We all feel so out of place because we’re detached from the order of things.
If eating isn’t tied to soil or effort or season or even knowing where the food came from, then how would appetite know when to stop? Why would it and why do we act surprised when it keeps going? And why do we talk about willpower like it’s meant to replace relationship? It feels like blaming someone for getting lost after you’ve taken away the map and the signs and then told them they should’ve known better anyway.
Same thing with sex when it’s stripped of presence and reciprocity and risk and being actually seen as a whole human being. Sex isn’t some automatic act, nor is it something that we have to contextualise so damn much. It turns into repetition instead of an encounter and then we call that excess as if desire itself is the problem rather than the absence of anything real to meet it.
If you ask me, drugs make sense in the same way. They used to be rare and held and shared and guided for our betterment. They were gateways to ancestry and to divine and to our inner worlds. Now, they’re everywhere and private and disconnected and we’re shocked when they turn into escape instead of meaning. It’s as if the sanctity of ceremony was just a decoration.

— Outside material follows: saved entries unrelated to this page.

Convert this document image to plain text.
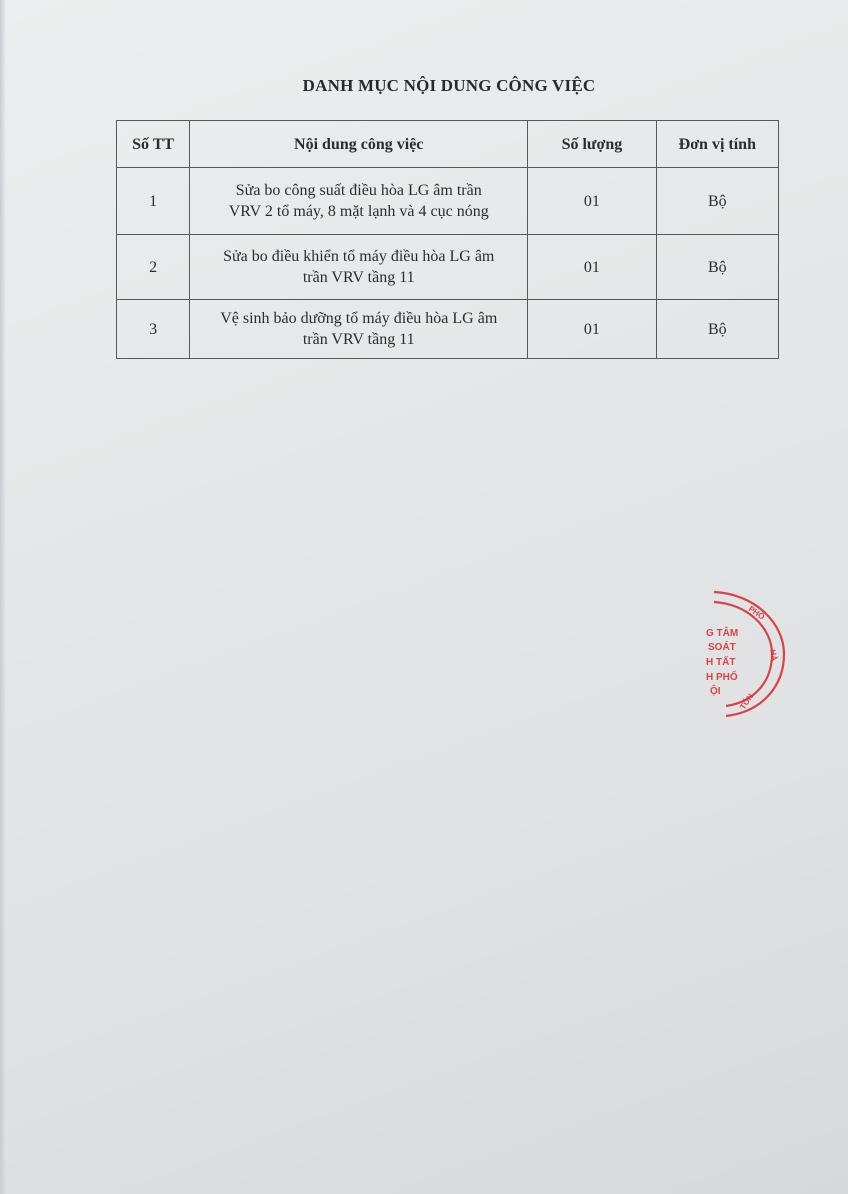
DANH MỤC NỘI DUNG CÔNG VIỆC
Số TT	Nội dung công việc	Số lượng	Đơn vị tính
1	Sửa bo công suất điều hòa LG âm trần
VRV 2 tổ máy, 8 mặt lạnh và 4 cục nóng	01	Bộ
2	Sửa bo điều khiển tổ máy điều hòa LG âm
trần VRV tầng 11	01	Bộ
3	Vệ sinh bảo dưỡng tổ máy điều hòa LG âm
trần VRV tầng 11	01	Bộ
PHỐ
HÀ
TỐN
G TÂM
SOÁT
H TẤT
H PHỐ
ỘI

I keep coming back to the language of sin and how wrong it is and how convenient it must’ve been to say the fault lived in the person rather than in the conditions they were surviving inside. If desire is a moral failure, then you don’t have to ask what’s been removed or broken or flattened. You just tell people to manage themselves better and make them feel bad when they can’t. I think Jess lives with all of that shame. It has nowhere to go. He wants everything to be so controlled that there’s hardly any time for us to feel a genuine connection to ourselves or one another.
It’s not his fault. It’s not my fault. None of this lets anyone off the hook and I’m not pretending people don’t make choices, but responsibility looks different once you can see the context clearly, because telling someone to moderate themselves inside a system that rewards speed and accumulation and constant stimulation feels dishonest. You can’t shame your way to balance when everything around you is designed to push you full steam ahead.
Technology fits right into this and I don’t think it’s evil or corrupting in itself. It’s just gone from being an extension of the body to being an environment that shapes attention and identity whether you want it to or not. So, of course disengaging feels hard. Why wouldn’t it? Ingenuity isn’t the problem and it never was. Ancient cultures built extraordinary things and understood cycles and limits at the same time. They didn’t separate progress from consequence. Look at the Egyptians and their pyramids or the Mayans and their agricultural calendars.
Something’s just not right in how far gone we are. I keep circling back to the same thought, which is that excess isn’t the thing that needs fixing, disconnection is, and when the ideology of ‘relationship’ is restored, regulation seems to follow on its own without anyone having to clamp down or moralise. Like Sosta’s family. They just live. Maybe the real question was never how to suppress desire but how to put it back where it belongs. The real sins are:
Food without land. Sex without reciprocity. Drugs without ceremony. Ownership without sufficiency. Power without grounding. Transcendence without reconciliation.
She closed the laptop without rereading any of it and lay back on the bed. She felt like the point wasn’t having an answer but seeing the shape of the question for what it was.